First, we will write the above-mentioned chemical reaction and balance it. Then we will find the equivalent mass of silver and chromate ion to get the mass of silver chromate precipitated in the solution. We shall find the moles of the reactants and the limiting reagent. Then we shall find the moles of silver chromate formed and thus its weight.

Formula Used
We would require the formula for molarity to solve this question
${\text{molarity}} = \dfrac{{{n_s}}}{{{v_s}}}$
Where, ${n_s}$ is the number of moles of solute
${v_s}$ is the volume of solvent in litres.
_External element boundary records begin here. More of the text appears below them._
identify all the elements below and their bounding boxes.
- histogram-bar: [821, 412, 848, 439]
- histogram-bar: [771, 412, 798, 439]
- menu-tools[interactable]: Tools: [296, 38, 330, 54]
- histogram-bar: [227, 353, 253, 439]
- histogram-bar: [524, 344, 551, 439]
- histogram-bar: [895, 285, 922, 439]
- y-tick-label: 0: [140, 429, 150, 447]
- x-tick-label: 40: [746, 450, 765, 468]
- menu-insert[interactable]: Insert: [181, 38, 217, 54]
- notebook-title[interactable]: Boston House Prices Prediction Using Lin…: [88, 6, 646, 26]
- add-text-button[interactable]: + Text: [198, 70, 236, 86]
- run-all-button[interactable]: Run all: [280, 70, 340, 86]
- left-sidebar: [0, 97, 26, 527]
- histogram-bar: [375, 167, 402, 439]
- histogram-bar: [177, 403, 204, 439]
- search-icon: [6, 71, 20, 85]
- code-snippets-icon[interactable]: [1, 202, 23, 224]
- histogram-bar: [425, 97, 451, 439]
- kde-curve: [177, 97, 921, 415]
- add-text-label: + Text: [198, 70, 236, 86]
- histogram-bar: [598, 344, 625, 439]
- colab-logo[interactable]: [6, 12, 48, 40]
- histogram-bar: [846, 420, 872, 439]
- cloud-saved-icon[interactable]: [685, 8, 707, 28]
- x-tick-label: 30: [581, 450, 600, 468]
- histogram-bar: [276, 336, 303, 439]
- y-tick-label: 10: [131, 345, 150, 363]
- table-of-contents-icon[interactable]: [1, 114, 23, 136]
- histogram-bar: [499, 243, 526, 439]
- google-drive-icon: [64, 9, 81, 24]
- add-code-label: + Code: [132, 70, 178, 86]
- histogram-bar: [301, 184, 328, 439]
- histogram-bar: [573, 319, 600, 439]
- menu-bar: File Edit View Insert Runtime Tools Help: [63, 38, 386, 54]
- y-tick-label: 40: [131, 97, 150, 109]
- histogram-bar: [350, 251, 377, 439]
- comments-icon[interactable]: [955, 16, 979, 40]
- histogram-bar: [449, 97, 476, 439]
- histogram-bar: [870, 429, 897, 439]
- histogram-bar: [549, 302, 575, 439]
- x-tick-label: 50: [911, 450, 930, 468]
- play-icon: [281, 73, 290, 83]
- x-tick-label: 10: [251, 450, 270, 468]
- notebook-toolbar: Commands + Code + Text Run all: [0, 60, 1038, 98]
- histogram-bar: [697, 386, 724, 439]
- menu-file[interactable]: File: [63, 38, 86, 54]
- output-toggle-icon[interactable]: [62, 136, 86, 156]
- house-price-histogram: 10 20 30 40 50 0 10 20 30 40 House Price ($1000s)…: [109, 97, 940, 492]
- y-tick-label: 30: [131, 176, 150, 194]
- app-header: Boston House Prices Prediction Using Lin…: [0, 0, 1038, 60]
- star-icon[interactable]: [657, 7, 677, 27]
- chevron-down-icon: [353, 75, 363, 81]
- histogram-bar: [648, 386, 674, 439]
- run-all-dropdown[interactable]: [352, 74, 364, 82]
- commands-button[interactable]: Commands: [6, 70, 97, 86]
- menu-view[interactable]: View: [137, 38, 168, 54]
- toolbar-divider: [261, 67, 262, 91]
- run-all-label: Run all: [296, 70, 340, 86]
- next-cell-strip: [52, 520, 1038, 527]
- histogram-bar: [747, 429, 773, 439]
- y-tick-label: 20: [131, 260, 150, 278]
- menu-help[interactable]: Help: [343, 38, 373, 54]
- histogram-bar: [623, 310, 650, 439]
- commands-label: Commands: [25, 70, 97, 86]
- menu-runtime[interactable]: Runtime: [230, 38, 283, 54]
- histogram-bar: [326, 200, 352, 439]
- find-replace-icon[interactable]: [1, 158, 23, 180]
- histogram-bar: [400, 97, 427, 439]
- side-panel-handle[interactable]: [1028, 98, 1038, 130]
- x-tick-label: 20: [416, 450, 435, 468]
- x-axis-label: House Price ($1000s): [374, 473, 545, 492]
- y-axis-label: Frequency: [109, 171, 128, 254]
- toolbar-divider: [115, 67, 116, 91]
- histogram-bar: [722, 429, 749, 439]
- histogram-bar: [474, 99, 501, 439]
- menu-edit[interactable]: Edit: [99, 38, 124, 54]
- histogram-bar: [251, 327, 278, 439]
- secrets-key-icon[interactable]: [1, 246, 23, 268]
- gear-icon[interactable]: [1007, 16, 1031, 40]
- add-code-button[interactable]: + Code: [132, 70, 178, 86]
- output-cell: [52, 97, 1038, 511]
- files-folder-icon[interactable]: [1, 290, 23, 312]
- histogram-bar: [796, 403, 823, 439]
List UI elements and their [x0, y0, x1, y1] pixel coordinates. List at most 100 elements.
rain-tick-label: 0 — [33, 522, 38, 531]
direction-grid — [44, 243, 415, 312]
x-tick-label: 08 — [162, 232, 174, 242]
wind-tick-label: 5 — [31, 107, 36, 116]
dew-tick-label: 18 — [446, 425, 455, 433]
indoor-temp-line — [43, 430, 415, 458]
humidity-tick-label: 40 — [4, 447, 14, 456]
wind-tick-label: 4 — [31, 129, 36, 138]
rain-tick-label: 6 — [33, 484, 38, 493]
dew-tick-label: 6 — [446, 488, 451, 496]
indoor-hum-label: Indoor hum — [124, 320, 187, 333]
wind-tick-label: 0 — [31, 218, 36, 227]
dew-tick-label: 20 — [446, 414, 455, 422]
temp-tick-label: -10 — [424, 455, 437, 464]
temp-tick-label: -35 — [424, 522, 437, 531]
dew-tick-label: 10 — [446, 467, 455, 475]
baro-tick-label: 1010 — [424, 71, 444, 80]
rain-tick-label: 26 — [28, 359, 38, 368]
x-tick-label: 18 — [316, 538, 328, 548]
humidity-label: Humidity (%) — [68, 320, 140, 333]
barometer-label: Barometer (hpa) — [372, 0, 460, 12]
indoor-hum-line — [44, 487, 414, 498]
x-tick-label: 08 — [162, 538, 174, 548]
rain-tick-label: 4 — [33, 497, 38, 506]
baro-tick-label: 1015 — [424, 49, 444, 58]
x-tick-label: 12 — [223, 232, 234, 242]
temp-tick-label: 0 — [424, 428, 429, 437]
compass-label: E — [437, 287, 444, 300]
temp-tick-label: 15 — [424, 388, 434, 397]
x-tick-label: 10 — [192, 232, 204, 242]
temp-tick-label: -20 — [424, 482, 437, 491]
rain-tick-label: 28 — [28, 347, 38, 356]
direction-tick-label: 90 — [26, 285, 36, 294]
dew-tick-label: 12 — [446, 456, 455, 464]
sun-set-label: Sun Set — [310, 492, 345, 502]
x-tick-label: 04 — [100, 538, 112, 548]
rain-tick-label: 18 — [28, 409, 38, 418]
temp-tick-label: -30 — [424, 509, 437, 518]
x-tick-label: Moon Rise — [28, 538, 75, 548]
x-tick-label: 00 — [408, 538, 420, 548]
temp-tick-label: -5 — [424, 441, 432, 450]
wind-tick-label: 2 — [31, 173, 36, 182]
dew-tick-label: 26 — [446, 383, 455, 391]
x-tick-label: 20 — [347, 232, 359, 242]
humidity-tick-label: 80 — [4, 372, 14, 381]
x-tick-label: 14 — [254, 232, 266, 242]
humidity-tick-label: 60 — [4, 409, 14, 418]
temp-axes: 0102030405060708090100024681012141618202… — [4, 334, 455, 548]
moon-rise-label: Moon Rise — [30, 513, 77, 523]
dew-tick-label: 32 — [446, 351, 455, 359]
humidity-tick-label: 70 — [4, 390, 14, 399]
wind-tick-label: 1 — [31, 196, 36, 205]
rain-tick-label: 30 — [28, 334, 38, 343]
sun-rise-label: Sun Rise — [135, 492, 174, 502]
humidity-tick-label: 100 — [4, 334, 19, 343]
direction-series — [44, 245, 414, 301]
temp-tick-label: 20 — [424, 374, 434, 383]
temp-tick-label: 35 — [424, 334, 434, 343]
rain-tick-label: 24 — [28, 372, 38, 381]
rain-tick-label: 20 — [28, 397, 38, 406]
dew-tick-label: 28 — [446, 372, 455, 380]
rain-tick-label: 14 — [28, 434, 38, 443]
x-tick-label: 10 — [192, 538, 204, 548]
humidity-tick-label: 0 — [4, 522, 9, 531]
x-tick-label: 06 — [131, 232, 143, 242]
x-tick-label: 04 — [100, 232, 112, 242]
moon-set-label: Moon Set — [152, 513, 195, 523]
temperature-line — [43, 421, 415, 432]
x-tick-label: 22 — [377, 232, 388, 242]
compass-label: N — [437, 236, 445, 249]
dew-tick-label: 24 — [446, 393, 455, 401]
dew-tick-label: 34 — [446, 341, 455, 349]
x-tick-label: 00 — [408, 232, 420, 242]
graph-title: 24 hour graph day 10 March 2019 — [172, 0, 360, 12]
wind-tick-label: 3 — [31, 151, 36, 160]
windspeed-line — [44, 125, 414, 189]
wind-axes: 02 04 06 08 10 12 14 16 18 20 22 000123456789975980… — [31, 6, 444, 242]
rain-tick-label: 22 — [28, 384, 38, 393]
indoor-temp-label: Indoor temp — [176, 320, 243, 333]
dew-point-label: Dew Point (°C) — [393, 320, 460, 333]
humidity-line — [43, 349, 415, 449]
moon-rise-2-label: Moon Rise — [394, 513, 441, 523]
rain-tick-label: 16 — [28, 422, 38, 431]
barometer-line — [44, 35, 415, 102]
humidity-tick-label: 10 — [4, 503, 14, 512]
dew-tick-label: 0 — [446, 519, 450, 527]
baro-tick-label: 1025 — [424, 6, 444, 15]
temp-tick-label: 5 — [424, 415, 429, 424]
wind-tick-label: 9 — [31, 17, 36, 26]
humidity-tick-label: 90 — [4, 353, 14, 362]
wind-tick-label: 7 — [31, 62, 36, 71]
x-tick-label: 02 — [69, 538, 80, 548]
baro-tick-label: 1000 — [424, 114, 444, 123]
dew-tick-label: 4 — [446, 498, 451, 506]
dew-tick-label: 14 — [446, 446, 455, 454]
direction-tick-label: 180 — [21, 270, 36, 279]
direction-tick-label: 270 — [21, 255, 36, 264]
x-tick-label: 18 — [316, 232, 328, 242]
Complete step by step solution:
Let us start with writing the balanced chemical reaction
$2A{g^ + } + CrO_4^{2 - } \to A{g_2}Cr{O_4}(s) \downarrow$
We can observe that silver chromate will deposit as a precipitate of brick red colour.
According to the question, the following information is provided to us
Molarity of silver nitrate solution $= 0.5{\text{ M}}$
Volume of silver nitrate solution $= 150{\text{ mL}} = 0.15{\text{ }}{\text{L}}$
Molarity of potassium chromate solution $= 0.4{\text{ M}}$
Volume of silver potassium chromate $= 100{\text{ mL}} = 0.1{\text{ L}}$
We know that molarity tells us the number of moles of solute per unit volume of solvent (in litres). Now, we will use the above formula to get the number of moles of silver nitrate and potassium chromate
${\text{molarity}} = \dfrac{{{n_s}}}{{{v_s}}}$
We can rewrite it as
${n_s} = {\text{molarity}} \times {v_s}$
Upon substituting values of silver nitrate, we get
${n_s} = 0.5{\text{M}} \times 0.15{\text{L}}$
Upon solving, we get ${n_s} = 0.075$ moles of silver nitrate
Upon substituting values of potassium chromate, we get
${n_s} = 0.4{\text{M}} \times 0.1{\text{ L}}$
Upon solving, we get ${n_s} = 0.04$ moles of potassium chromate
Clearly, silver nitrate is the limiting reagent, as there is a stoichiometric excess of chromate ion.
Also, we know the molar mass of $A{g_2}Cr{O_4} = 331.73{\text{ g mo}}{{\text{l}}^{{\text{ - 1}}}}$
Look at the stoichiometric coefficients on the reactant and product side. They are in the ratio $2:1$ . So, we need to divide the number of moles by $2$ to get the final answer.
So, the mass of silver chromate precipitated is given by
$\dfrac{1}{2} \times 0.0750 {\text{mol}} \times 331.73{\text{ g mo}}{{\text{l}}^{{\text{ - 1}}}} = 12.4 {\text{g}}$
Hence, $12.4 g$ of silver chromate will precipitate when $150 {\text{mL}}$ of $0.5 {\text{M}}$ silver nitrate is added to $100 {\text{mL}}$ of $0.4 {\text{M}}$ potassium chromate.

Note:
Precipitation reactions are generally double displacement reactions that involve the production of a residue of a solid form called the precipitate. These reactions also occur when two or more solutions are combined with different salts, resulting in the formation of insoluble salts from which the solution is precipitated.